Okay so the title is kinda vague, let me try and make it a little more clearer.
Some of my favorite video games are meant to create discomfort and ask meaningful questions of the player. Silent Hill 2, Far Cry 2 (debatable), the launch version of No Man's Sky, Spec Ops the Line, the list goes on. By discomfort, I mean create a sense of loneliness, dread, and/or introspection that an interactive medium can provide. It's fairly easy to market a game as being fun. E3 is basically just all fun all the time. But a game like Silent Hill 2, a game that focuses on dread and atmosphere, isn't so easily marketable. Most of these types of games get popular via word of mouth and critic access. But let's pretend you have a marketing budget to work with and you have to make a presentation for E3 for No Man's Sky. A game that revels in it's aimlessness and loneliness and doesn't necessarily want the player to have fun.

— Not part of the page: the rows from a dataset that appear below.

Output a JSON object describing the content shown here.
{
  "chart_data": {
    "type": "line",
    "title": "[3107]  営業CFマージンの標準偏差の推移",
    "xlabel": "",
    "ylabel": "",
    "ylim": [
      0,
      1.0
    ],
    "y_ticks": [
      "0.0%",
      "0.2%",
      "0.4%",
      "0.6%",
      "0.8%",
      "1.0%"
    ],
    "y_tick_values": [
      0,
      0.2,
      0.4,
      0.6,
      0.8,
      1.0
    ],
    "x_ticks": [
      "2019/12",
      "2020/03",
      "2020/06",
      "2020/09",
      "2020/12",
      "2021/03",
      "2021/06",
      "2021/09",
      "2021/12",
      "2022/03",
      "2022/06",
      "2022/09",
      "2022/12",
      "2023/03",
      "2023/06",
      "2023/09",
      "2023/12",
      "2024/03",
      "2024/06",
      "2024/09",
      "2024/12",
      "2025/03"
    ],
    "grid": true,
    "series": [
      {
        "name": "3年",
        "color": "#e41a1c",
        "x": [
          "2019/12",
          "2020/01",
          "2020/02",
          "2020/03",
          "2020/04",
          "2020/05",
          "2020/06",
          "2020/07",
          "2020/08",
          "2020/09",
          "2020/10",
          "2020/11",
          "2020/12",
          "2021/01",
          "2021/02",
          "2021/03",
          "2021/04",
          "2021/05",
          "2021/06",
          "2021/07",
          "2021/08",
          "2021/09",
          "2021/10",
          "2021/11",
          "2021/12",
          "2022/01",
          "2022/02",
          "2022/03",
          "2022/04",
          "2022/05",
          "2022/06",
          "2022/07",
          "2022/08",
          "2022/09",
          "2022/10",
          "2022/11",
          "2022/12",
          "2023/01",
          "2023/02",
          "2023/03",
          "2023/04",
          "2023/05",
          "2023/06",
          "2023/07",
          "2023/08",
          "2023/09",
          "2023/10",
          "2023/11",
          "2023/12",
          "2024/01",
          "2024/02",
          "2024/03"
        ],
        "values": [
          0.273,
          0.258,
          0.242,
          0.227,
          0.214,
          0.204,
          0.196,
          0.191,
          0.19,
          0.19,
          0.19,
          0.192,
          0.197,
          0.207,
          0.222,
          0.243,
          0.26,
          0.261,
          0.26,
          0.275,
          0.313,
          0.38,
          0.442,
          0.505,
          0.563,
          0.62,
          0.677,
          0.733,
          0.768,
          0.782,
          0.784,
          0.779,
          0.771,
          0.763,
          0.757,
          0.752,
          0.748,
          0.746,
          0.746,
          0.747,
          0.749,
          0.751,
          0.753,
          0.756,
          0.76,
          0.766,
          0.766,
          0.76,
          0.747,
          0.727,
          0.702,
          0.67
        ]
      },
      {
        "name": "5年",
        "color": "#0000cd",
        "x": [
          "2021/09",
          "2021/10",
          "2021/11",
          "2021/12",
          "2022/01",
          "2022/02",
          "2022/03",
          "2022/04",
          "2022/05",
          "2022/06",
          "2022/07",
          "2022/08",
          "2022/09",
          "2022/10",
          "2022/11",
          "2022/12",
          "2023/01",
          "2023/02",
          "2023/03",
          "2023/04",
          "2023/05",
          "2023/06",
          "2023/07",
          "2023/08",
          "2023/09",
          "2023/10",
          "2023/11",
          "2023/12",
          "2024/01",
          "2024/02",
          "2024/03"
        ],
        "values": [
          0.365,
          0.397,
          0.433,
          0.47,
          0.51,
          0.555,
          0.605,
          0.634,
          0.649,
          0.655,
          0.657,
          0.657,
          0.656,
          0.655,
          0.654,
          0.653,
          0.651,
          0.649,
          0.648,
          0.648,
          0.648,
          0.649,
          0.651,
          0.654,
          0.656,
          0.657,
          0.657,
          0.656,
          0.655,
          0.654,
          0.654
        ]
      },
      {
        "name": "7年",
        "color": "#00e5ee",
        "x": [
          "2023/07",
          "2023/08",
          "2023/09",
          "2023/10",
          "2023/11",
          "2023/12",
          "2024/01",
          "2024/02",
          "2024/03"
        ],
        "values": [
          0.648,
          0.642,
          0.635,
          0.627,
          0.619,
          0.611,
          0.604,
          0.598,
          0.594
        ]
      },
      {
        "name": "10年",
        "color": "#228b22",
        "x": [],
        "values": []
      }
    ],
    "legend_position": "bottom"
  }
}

Obviously, the folks at Hello Games made the game out to be this big open ended adventure with lots of fun choices on how the player can interact with it and it ended up ruining their reputation. But honestly? I don't envy them the task. I don't think that a game in which the concept of existing in a universe alone in which you do repetitive activities over and over again with a storyline centered around finding meaning and purpose in the mundane is really marketable at all. I'm prepared for the comments saying I'm grasping at straws here and that NMS is an exercise in marketing deception and farce, but humor me here. If the original vision and intent was to create an exercise in finding purpose in a beautiful universe in which you do mundane crafting and survival to get by, how would you go about marketing it? It is purposefully not fun and unappealing.
This thread ended up being about No Man's Sky more than anything, but I think it's a great example of a game designed to be not fun that got a big marketing spotlight that ended up ruining the reputation of its creators so hard that they basically made into the fun game they initially promised. I'll get a lot of comments here saying that the game shouldn't be the way it is designed at all at launch, but that isn't the point of the thread. If you were hired to market the game at something like E3, regardless of how you felt the quality and intent was, what would you do? Being honest and upfront about its intent doesn't make a flashy and interesting show and that's what marketing is in general.